Curb Your Enthusiasm shouldn’t be funny – no show about someone rich enough to wait six months to call in a six grand loan should be funny. But somehow the “rich people problems” that befall Larry David are always hysterical. The eponymous one in “The Five-Foot Fence” is that Larry wakes up in the middle of the night to find a would-be burglar dead, face-down in his pool, and the fact his fenceless property doesn’t meet Santa Monica’s building mandates opens him up to extortion from the deceased’s brother Marcus (Marques Ray), who blackmails Larry into casting his daughter Maria Sofia (Keyla Monterroso Mejia) as a Jewish ballerina in the new show about his early life that he’s pitching to Netflix. Again, no show in which a man can waltz into Netflix’s offices and successfully pitch a show about himself should be funny. But Young Larry, a semi-autobiographical comedy series in which a twenty-something Larry David moves in with and tries to kill his rich uncle while beginning his comedy career, seemed as potentially brilliant to me as it did to fictional Netflix executive Don Winston Jr. (Reid Scott).
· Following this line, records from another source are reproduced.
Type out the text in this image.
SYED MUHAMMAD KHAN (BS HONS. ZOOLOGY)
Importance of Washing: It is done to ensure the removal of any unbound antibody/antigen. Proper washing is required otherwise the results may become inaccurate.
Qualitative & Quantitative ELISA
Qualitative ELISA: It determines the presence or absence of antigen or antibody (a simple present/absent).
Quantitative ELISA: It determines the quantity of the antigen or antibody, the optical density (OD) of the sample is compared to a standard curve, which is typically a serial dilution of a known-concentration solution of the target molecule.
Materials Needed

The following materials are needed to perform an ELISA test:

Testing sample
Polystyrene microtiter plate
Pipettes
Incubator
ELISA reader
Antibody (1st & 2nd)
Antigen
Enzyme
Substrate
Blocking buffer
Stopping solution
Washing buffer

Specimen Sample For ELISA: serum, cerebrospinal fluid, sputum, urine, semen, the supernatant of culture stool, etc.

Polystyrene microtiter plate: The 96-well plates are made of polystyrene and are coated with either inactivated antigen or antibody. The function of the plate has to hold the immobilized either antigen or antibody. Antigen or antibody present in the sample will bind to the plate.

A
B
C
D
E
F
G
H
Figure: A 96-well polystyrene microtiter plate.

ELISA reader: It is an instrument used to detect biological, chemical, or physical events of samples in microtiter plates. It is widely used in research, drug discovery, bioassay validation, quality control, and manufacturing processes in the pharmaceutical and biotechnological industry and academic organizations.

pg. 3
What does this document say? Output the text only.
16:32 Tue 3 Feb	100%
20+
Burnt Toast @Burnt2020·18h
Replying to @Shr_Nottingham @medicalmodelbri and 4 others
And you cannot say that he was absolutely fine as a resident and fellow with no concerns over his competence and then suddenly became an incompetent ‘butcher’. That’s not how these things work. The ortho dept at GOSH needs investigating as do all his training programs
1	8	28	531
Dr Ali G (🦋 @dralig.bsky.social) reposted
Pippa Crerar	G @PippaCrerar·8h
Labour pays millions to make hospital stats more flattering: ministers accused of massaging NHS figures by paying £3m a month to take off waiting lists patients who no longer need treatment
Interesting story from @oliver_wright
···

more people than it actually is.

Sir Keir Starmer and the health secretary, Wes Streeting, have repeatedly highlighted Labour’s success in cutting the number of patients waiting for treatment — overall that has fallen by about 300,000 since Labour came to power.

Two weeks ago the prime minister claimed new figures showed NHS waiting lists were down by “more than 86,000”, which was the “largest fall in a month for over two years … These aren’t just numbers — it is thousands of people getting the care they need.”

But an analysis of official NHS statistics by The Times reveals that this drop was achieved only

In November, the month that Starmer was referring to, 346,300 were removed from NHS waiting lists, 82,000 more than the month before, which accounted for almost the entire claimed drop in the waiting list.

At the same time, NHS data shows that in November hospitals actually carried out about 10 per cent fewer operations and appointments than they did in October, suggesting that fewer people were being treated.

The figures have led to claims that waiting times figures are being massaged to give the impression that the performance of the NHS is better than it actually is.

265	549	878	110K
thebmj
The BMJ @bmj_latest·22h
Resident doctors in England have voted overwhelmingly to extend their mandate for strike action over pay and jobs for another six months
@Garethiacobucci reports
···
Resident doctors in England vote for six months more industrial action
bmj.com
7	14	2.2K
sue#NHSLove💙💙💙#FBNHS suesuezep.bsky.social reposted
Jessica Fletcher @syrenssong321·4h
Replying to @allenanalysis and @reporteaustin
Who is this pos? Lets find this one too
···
The way this all comes together is predictable, if satisfying, but the bulk of “The Five-Foot Fence” is devoted to furthering the idea that Larry is losing it. When Susie “plops” down on Mary Ferguson’s (Ashli Auguillard) couch, causing Larry to spill red wine on it, there’s a bit of debate about whether she “plopped” at all. Immediately after, Larry walks face-first into a glass door, prompting his new girlfriend, Lucy Liu, to no longer think of him in a sexual way. Maybe, as Leon suggests, Larry is becoming “feeble”. (Leon also, hilariously, auditions for a new Mary Ferguson to join him on an already-booked trip to Asia when she does the same thing. You just can’t look at a person the same way after they walk into a glass door.)

There seems to be something intentional about how “The Five-Foot Fence” juxtaposes Larry’s moments of competency – Netflix eat up his show pitch; his relentless mocking of Albert Brooks for hosting his own funeral despite everyone knowing he’s alive upstairs goes down brilliantly with the assembled mourners – with his social blunders. We know he’s in the right here. We know Dennis is trying to avoid paying up, that Susie plopped, that anyone could walk into a glass door. For the first time, Curb is engendering sympathy for Larry David – and it’s working.

Of course, the show now exists in a post-pandemic world, so that has to factor in somehow, and it makes for one of the premiere’s best gags when Larry accidentally stumbles on a closet in Albert Brooks’s house full of an entire COVID supply hoard, including more toilet paper and hand sanitizer than anyone could use. It’s funny because nobody – except Larry, anyway – is particularly weirded out by a man being so arrogant that he doesn’t want to miss the nice things people say about him at his own funeral, but being a hoarder is simply a step too far. Even Jon Hamm, who has totally bought into the funeral conceit, rages about how first responders could have used the contents of Albert’s closet to save lives. Even in an episode that joyfully tortures Larry all throughout, at least he’s not the worst of the worst. Not yet, anyway.

You can stream Curb Your Enthusiasm season 11, episode 1, “The Five-Foot Fence”, exclusively on HBO.